Most companies who are on the venture capital trail are not set up properly to attract investors. When an investor looks at your business plan and private placement memorandum they are looking for certain things. Of course funding sources look for the obvious, a solid business model, positive cash flow, industry genre with solid future growth, recession proof business (if there even is such a thing) and minimal debt.

Countless companies are turned down for funding because they lack the basics such as: an advisory board, board of directors, solid executive staff with a well groomed pedigree, reasonable share price, business plan and PPM that spell out the risks for the investor and an original marketing strategy that covers all the angles. These are just a few of the most common mistakes that companies make out of naivety and by not taking the time to hire an expert to properly structure them to make the entity appeal to investors.

Seasoned expansion and turn-around consultants can step into a company and immediately zone in on the issues that will hinder a client’s investment magnetism. Often times it only takes 2 to 3 weeks to completely reorganize a company to make it stand out like a beacon in the turbulent finance industry.
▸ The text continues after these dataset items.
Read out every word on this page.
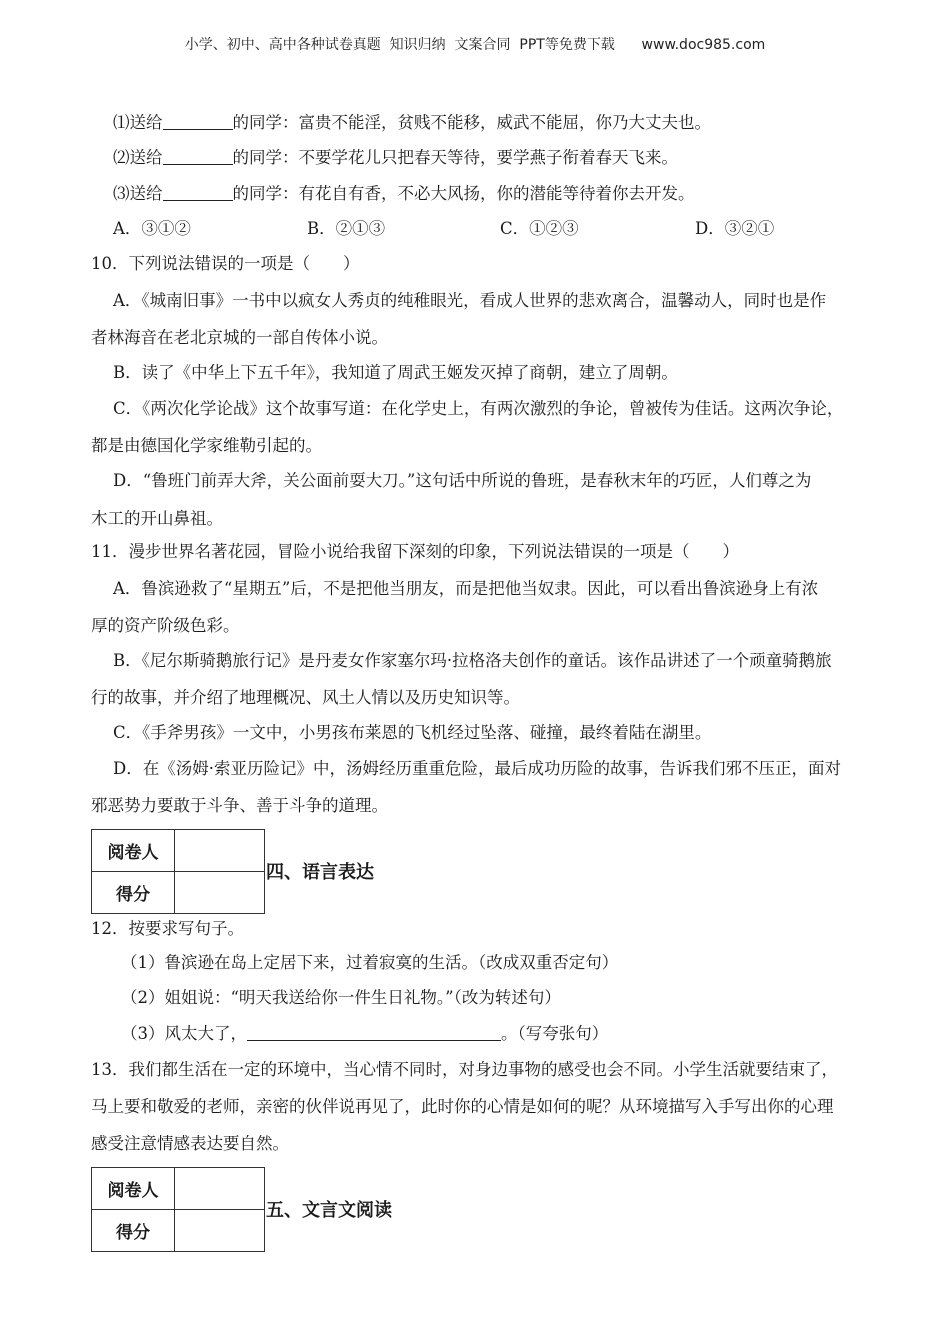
小学、初中、高中各种试卷真题  知识归纳  文案合同  PPT等免费下载      www.doc985.com
⑴送给	的同学：富贵不能淫，贫贱不能移，威武不能屈，你乃大丈夫也。
⑵送给	的同学：不要学花儿只把春天等待，要学燕子衔着春天飞来。
⑶送给	的同学：有花自有香，不必大风扬，你的潜能等待着你去开发。
A．③①②	B．②①③	C．①②③	D．③②①
10．下列说法错误的一项是（　　）
A．《城南旧事》一书中以疯女人秀贞的纯稚眼光，看成人世界的悲欢离合，温馨动人，同时也是作
者林海音在老北京城的一部自传体小说。
B．读了《中华上下五千年》，我知道了周武王姬发灭掉了商朝，建立了周朝。
C．《两次化学论战》这个故事写道：在化学史上，有两次激烈的争论，曾被传为佳话。这两次争论，
都是由德国化学家维勒引起的。
D．“鲁班门前弄大斧，关公面前耍大刀。”这句话中所说的鲁班，是春秋末年的巧匠，人们尊之为
木工的开山鼻祖。
11．漫步世界名著花园，冒险小说给我留下深刻的印象，下列说法错误的一项是（　　）
A．鲁滨逊救了“星期五”后，不是把他当朋友，而是把他当奴隶。因此，可以看出鲁滨逊身上有浓
厚的资产阶级色彩。
B．《尼尔斯骑鹅旅行记》是丹麦女作家塞尔玛·拉格洛夫创作的童话。该作品讲述了一个顽童骑鹅旅
行的故事，并介绍了地理概况、风土人情以及历史知识等。
C．《手斧男孩》一文中，小男孩布莱恩的飞机经过坠落、碰撞，最终着陆在湖里。
D．在《汤姆·索亚历险记》中，汤姆经历重重危险，最后成功历险的故事，告诉我们邪不压正，面对
邪恶势力要敢于斗争、善于斗争的道理。
阅卷人	
得分	
四、语言表达
12．按要求写句子。
（1）鲁滨逊在岛上定居下来，过着寂寞的生活。（改成双重否定句）
（2）姐姐说：“明天我送给你一件生日礼物。”（改为转述句）
（3）风太大了，	。（写夸张句）
13．我们都生活在一定的环境中，当心情不同时，对身边事物的感受也会不同。小学生活就要结束了，
马上要和敬爱的老师，亲密的伙伴说再见了，此时你的心情是如何的呢？从环境描写入手写出你的心理
感受注意情感表达要自然。
阅卷人	
得分	
五、文言文阅读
If you are seriously considering the idea of raising capital with a private placement memorandum, traditional institutional loans, venture capital or a public offering don’t be penny wise and dollar foolish.

Spend some money and hire a consultant who is completely submerged in the finance industry to take control of the elements of your corporation that are seen as ‘black eyes’ to investors so that you can achieve the capital you’re seeking.

The reality is, raising capital for your company is easy and straight forward if you’ve taken the time to examine your business objectively and sought out the expert analysis of an industry expert consultant who will run your company through a formula and make the necessary changes to increase your ability to raise capital.